The disciples are up a mountain with Jesus. They know their Hebrew scriptures, they know that up a mountain is the place to meet with God – just as we heard in our reading from Exodus. What is strange and different is that they meet God in Jesus and see him in a different way than they ever have before.
They might hope to meet with God on the mountain with Jesus, but in fact they meet God on the mountain in Jesus.
Everything that happens in this story is directed at the 3 disciples:
Jesus led them up the mountain
He is transfigured before them
There appeared to them Moses & Elijah
A cloud overshadowed them
Jesus came and touched them
Jesus ordered them to tell no-one what they had seen.
Whatever happens on that mountain, it is for the disciples’ benefit, it is to help them understand more about Jesus’ identity and purpose: it offers them a glimpse of the glory that truly belonged to Jesus, and which is normally veiled in his earthly ministry.
In a sense this story says a lot about why the disciples believed in Jesus – especially as they reflected on this experience in the light of two very similar experiences of finding God with them: before this event, at Jesus’ baptism, and after this event, at Jesus’ resurrection.

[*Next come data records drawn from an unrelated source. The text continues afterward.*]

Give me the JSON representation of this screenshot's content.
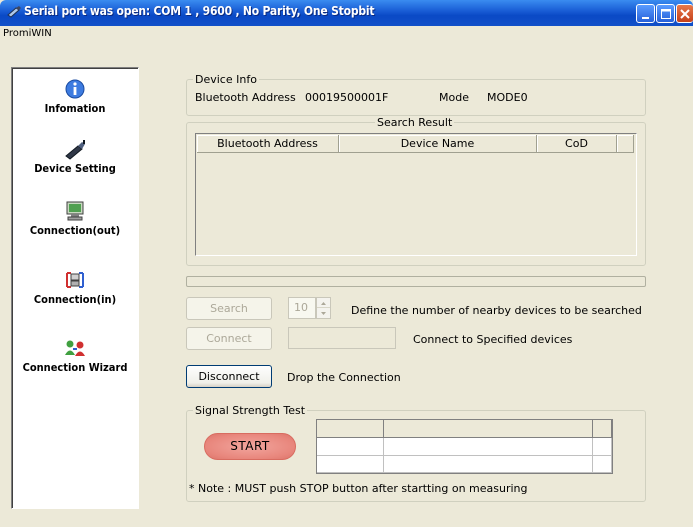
{
  "window": {
    "title": "Serial port was open: COM 1 , 9600 , No Parity, One Stopbit",
    "app_name": "PromiWIN"
  },
  "sidebar": {
    "items": [
      {
        "label": "Infomation",
        "icon": "info-icon"
      },
      {
        "label": "Device Setting",
        "icon": "device-setting-icon"
      },
      {
        "label": "Connection(out)",
        "icon": "connection-out-icon"
      },
      {
        "label": "Connection(in)",
        "icon": "connection-in-icon"
      },
      {
        "label": "Connection Wizard",
        "icon": "connection-wizard-icon"
      }
    ]
  },
  "device_info": {
    "title": "Device Info",
    "bt_address_label": "Bluetooth Address",
    "bt_address_value": "00019500001F",
    "mode_label": "Mode",
    "mode_value": "MODE0"
  },
  "search_result": {
    "title": "Search Result",
    "columns": [
      "Bluetooth Address",
      "Device Name",
      "CoD"
    ]
  },
  "search": {
    "button_label": "Search",
    "count_value": "10",
    "description": "Define the number of nearby devices to be searched"
  },
  "connect": {
    "button_label": "Connect",
    "description": "Connect to Specified devices"
  },
  "disconnect": {
    "button_label": "Disconnect",
    "description": "Drop the Connection"
  },
  "signal_test": {
    "title": "Signal Strength Test",
    "start_label": "START",
    "note": "* Note : MUST push STOP button after startting on measuring"
  },
  "colors": {
    "titlebar": "#0a49c6",
    "window_bg": "#ece9d8",
    "start_button": "#e8867c"
  }
}
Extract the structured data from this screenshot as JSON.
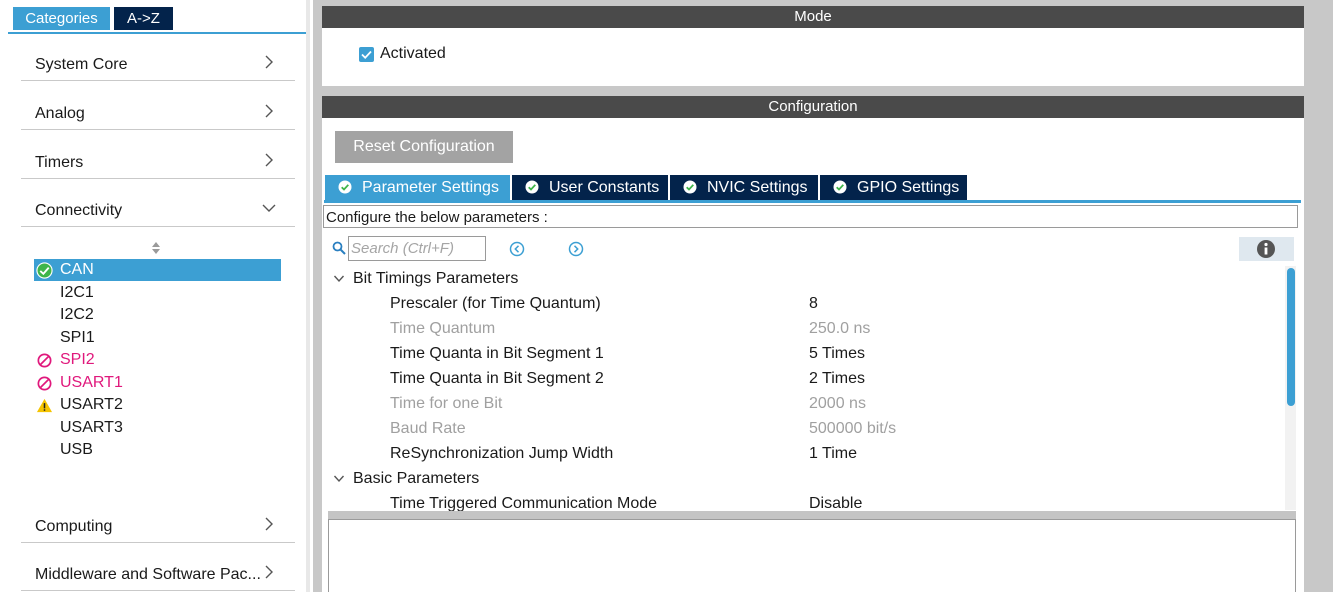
{
  "left": {
    "tabs": {
      "categories": "Categories",
      "az": "A->Z"
    },
    "categories": [
      {
        "label": "System Core",
        "state": "collapsed"
      },
      {
        "label": "Analog",
        "state": "collapsed"
      },
      {
        "label": "Timers",
        "state": "collapsed"
      },
      {
        "label": "Connectivity",
        "state": "expanded"
      },
      {
        "label": "Computing",
        "state": "collapsed"
      },
      {
        "label": "Middleware and Software Pac...",
        "state": "collapsed"
      }
    ],
    "connectivity_items": [
      {
        "label": "CAN",
        "status": "ok",
        "selected": true
      },
      {
        "label": "I2C1",
        "status": "none"
      },
      {
        "label": "I2C2",
        "status": "none"
      },
      {
        "label": "SPI1",
        "status": "none"
      },
      {
        "label": "SPI2",
        "status": "conflict"
      },
      {
        "label": "USART1",
        "status": "conflict"
      },
      {
        "label": "USART2",
        "status": "warning"
      },
      {
        "label": "USART3",
        "status": "none"
      },
      {
        "label": "USB",
        "status": "none"
      }
    ]
  },
  "mode": {
    "header": "Mode",
    "activated_label": "Activated",
    "activated": true
  },
  "configuration": {
    "header": "Configuration",
    "reset_label": "Reset Configuration",
    "tabs": [
      "Parameter Settings",
      "User Constants",
      "NVIC Settings",
      "GPIO Settings"
    ],
    "active_tab": "Parameter Settings",
    "info_text": "Configure the below parameters :",
    "search_placeholder": "Search (Ctrl+F)",
    "groups": [
      {
        "name": "Bit Timings Parameters",
        "params": [
          {
            "name": "Prescaler (for Time Quantum)",
            "value": "8",
            "editable": true
          },
          {
            "name": "Time Quantum",
            "value": "250.0 ns",
            "editable": false
          },
          {
            "name": "Time Quanta in Bit Segment 1",
            "value": "5 Times",
            "editable": true
          },
          {
            "name": "Time Quanta in Bit Segment 2",
            "value": "2 Times",
            "editable": true
          },
          {
            "name": "Time for one Bit",
            "value": "2000 ns",
            "editable": false
          },
          {
            "name": "Baud Rate",
            "value": "500000 bit/s",
            "editable": false
          },
          {
            "name": "ReSynchronization Jump Width",
            "value": "1 Time",
            "editable": true
          }
        ]
      },
      {
        "name": "Basic Parameters",
        "params": [
          {
            "name": "Time Triggered Communication Mode",
            "value": "Disable",
            "editable": true
          }
        ]
      }
    ]
  },
  "colors": {
    "accent": "#3c9fd3",
    "navy": "#03234b",
    "header": "#4a4a4a",
    "conflict": "#e0187c",
    "warning": "#f5c400",
    "ok": "#3fb549"
  }
}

The transfiguration helps the followers of Jesus to understand more about who Jesus is – God with them in a human being. But it might leave us wondering how we – who cannot have this experience – might come to believe in Jesus as God with us.
After his resurrection and ascension, Jesus is no longer physically present on earth – so we cannot experience what Peter, James & John experienced – but Jesus leaves a new body on earth – the church. The church is called the body of Christ because in it we can still see God with us – God at work in the world.

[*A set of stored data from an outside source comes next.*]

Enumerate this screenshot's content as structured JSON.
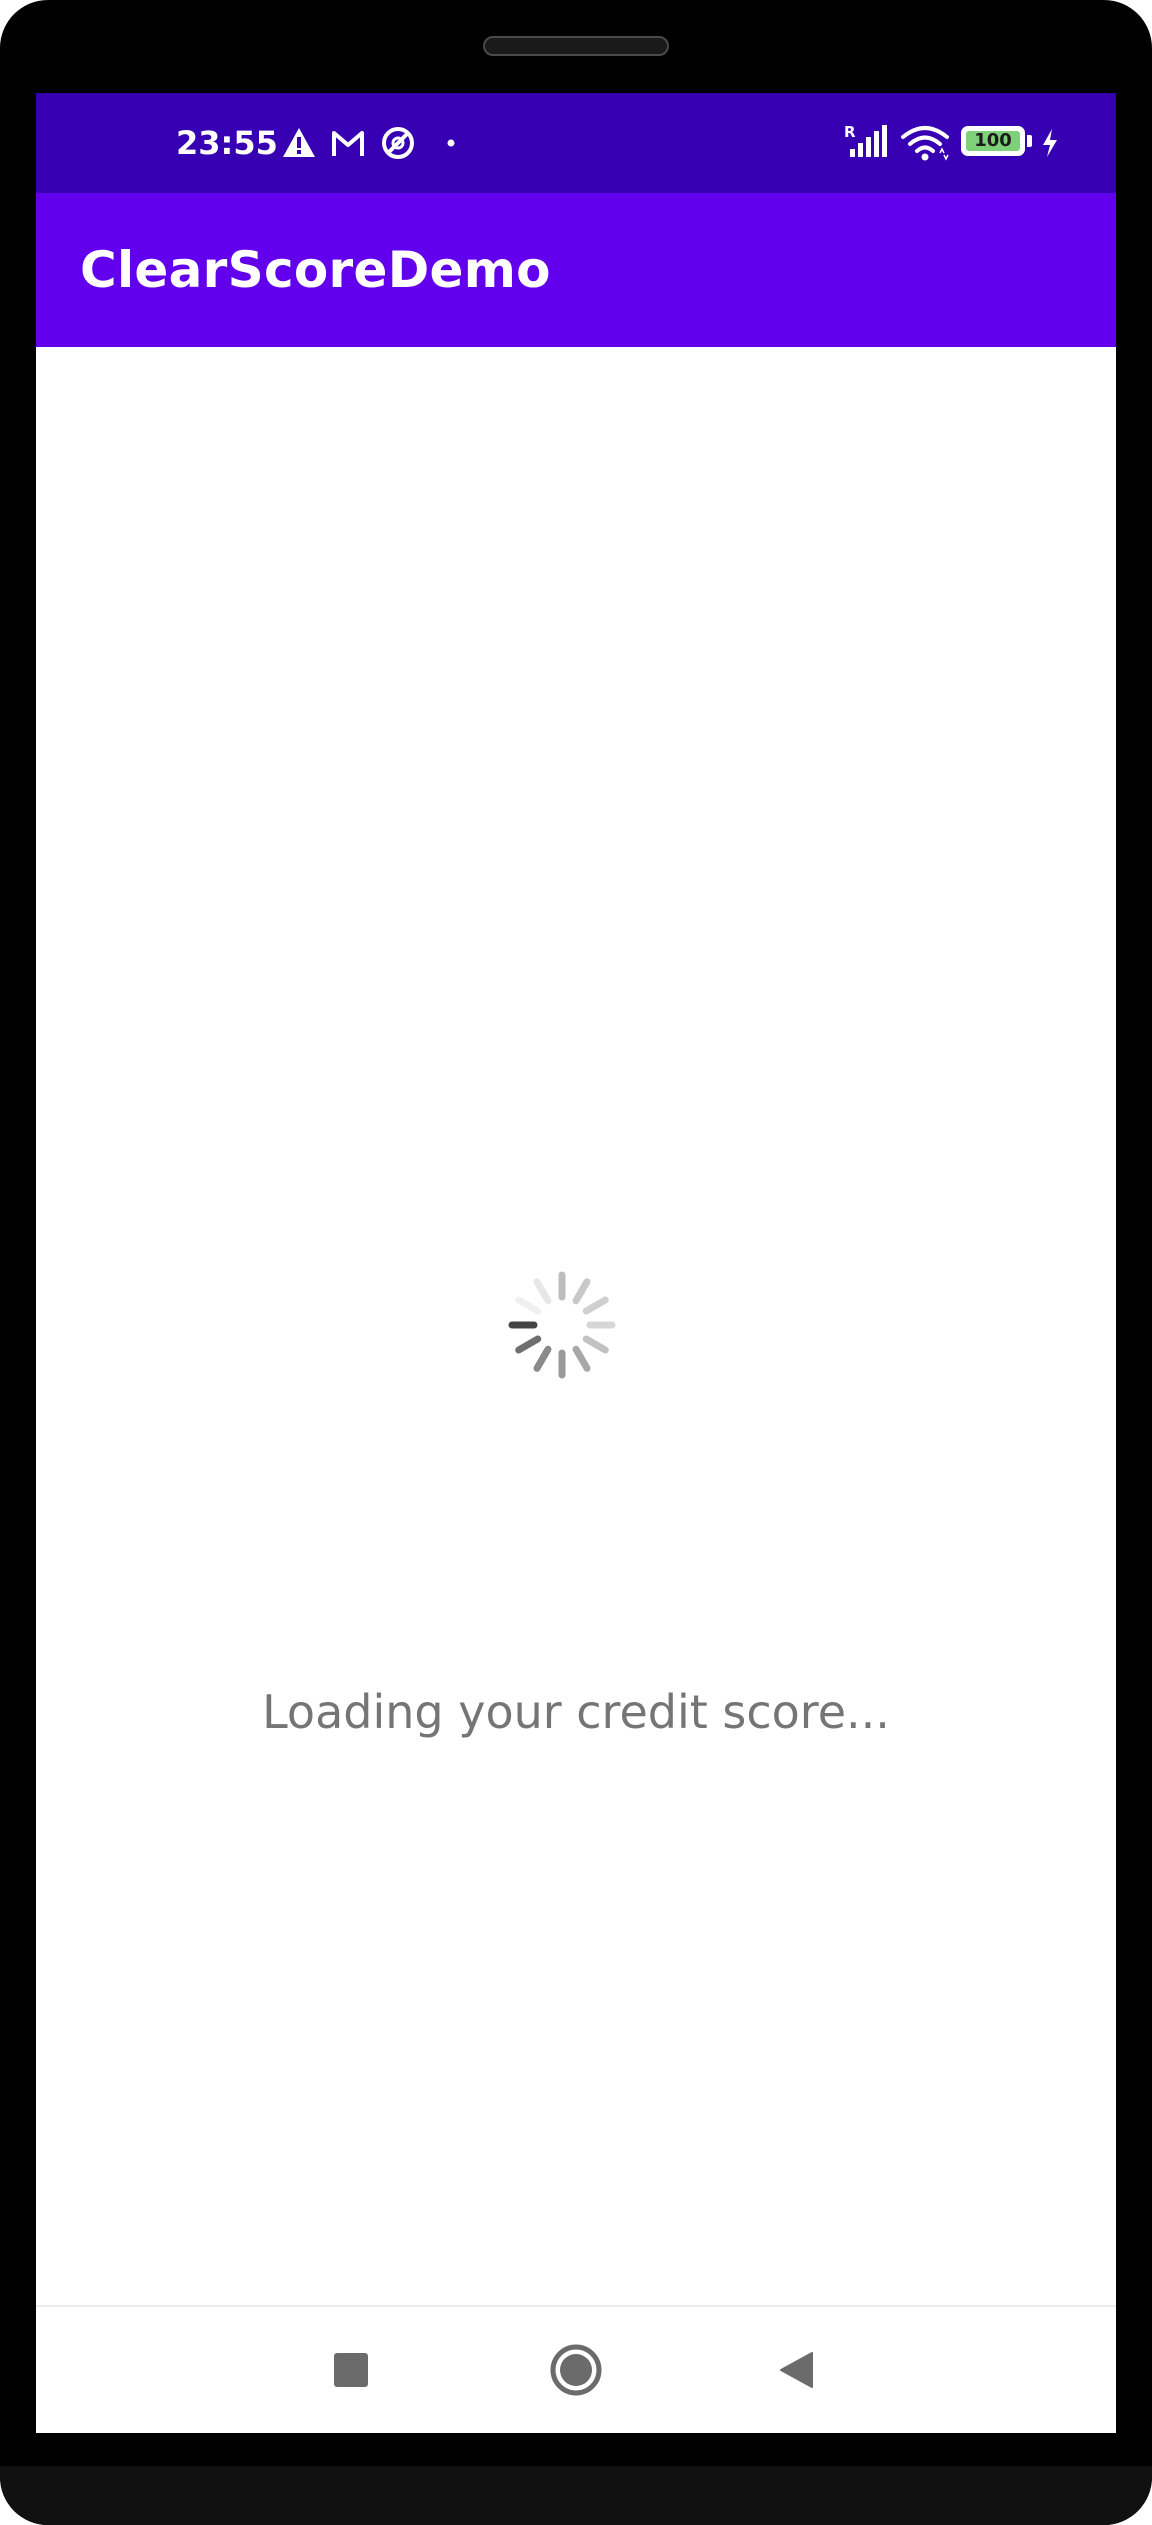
{
  "status_bar": {
    "time": "23:55",
    "left_icons": [
      "warning-icon",
      "gmail-icon",
      "no-data-saver-icon",
      "notification-dot-icon"
    ],
    "right_icons": [
      "signal-roaming-icon",
      "wifi-icon",
      "battery-icon",
      "charging-bolt-icon"
    ],
    "signal_roaming_label": "R",
    "battery_level": "100",
    "colors": {
      "background": "#3700B3",
      "battery_fill": "#7fd07a"
    }
  },
  "app_bar": {
    "title": "ClearScoreDemo",
    "background": "#6200EE"
  },
  "main": {
    "spinner": "loading-spinner-icon",
    "loading_text": "Loading your credit score..."
  },
  "nav_bar": {
    "buttons": [
      "recents-square-icon",
      "home-circle-icon",
      "back-triangle-icon"
    ]
  }
}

The historical saints of the church are a part of this body which can be known to us. So we remember St David today.
There is a story told of St David that on one occasion he was preaching to a large crowd of people and God caused the ground beneath his feet to rise up to from a hill, so that more people could see and hear David.
Whatever the truth of that story, there is no doubt that in the life of David people saw Jesus at work – teaching, caring, telling people about God’s love.

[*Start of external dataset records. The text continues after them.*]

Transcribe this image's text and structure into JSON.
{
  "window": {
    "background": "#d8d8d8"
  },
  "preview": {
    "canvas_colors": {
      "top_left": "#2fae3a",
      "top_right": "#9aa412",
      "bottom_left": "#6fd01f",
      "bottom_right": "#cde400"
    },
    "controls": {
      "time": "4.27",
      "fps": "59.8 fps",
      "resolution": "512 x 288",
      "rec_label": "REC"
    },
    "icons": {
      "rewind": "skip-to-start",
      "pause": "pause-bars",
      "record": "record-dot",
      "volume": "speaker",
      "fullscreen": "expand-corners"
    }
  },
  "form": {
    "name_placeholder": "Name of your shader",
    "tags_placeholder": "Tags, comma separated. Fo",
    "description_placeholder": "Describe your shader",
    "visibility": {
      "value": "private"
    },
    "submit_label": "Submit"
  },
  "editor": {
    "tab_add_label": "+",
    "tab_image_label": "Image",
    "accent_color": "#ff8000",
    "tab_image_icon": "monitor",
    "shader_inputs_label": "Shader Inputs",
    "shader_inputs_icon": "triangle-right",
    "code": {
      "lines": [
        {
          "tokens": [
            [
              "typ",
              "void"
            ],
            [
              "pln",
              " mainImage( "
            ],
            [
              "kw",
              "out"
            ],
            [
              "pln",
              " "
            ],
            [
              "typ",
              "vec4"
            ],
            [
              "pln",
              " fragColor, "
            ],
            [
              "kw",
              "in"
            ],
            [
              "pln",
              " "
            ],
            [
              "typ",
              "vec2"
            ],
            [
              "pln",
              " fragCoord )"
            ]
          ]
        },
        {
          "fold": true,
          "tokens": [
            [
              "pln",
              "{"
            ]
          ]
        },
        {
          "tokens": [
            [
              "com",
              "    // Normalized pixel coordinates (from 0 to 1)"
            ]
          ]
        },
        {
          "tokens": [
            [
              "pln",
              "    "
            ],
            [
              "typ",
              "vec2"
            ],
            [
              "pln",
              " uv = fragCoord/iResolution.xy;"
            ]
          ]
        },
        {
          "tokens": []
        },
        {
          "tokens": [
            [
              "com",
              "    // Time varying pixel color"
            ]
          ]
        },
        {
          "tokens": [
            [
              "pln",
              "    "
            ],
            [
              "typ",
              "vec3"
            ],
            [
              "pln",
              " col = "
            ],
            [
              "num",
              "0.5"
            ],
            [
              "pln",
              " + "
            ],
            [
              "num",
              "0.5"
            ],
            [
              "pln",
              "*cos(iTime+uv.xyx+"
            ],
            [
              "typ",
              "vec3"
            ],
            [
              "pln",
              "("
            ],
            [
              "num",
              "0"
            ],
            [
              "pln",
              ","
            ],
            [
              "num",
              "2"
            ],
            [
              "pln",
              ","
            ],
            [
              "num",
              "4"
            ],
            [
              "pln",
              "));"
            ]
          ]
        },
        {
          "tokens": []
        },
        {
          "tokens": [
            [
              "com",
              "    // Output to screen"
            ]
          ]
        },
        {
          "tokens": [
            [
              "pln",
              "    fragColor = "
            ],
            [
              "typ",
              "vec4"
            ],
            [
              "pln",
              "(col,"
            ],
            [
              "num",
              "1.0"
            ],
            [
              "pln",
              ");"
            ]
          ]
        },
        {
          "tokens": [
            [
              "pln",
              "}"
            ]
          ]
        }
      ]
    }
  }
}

Sometimes it can feel as if saints as those whose lives have been so holy and so extraordinary that we can only marvel at them and feel inadequate. But saints are really those people who have reflected God’s glory in their lives – who have loved with the love God gives them – and to a greater or a lesser extent we can all do that.
God may not cause the ground to lift us up when we speak, but we can be unafraid to lift up our voices to tell others what we know. We can be courageous to say when, where and in whom we have found God, we can share the ways in which we have experienced something of God’s love.
We have not had the extraordinary experience of witnessing the transfiguration of Jesus, which the disciples had. But thanks to their account and to the whole gospel we are privileged to know just who Jesus is – the Son of God, come, veiled in flesh, to live and die and live again for love of the world. And we can point other people towards the glimpses of God’s glory that we have seen – and listen to the stories others tell – and learn more about God’s presence with us in Jesus.
As Lent begins next week, can we find ways to deepen our knowledge of Jesus, explore his identity more fully, and share our stories with others?
Here today at the table of the Lord we are welcomed and invited to share in remembering his life and death and resurrection as we celebrate with this bread and wine. May we know God with us here…and everywhere. Amen.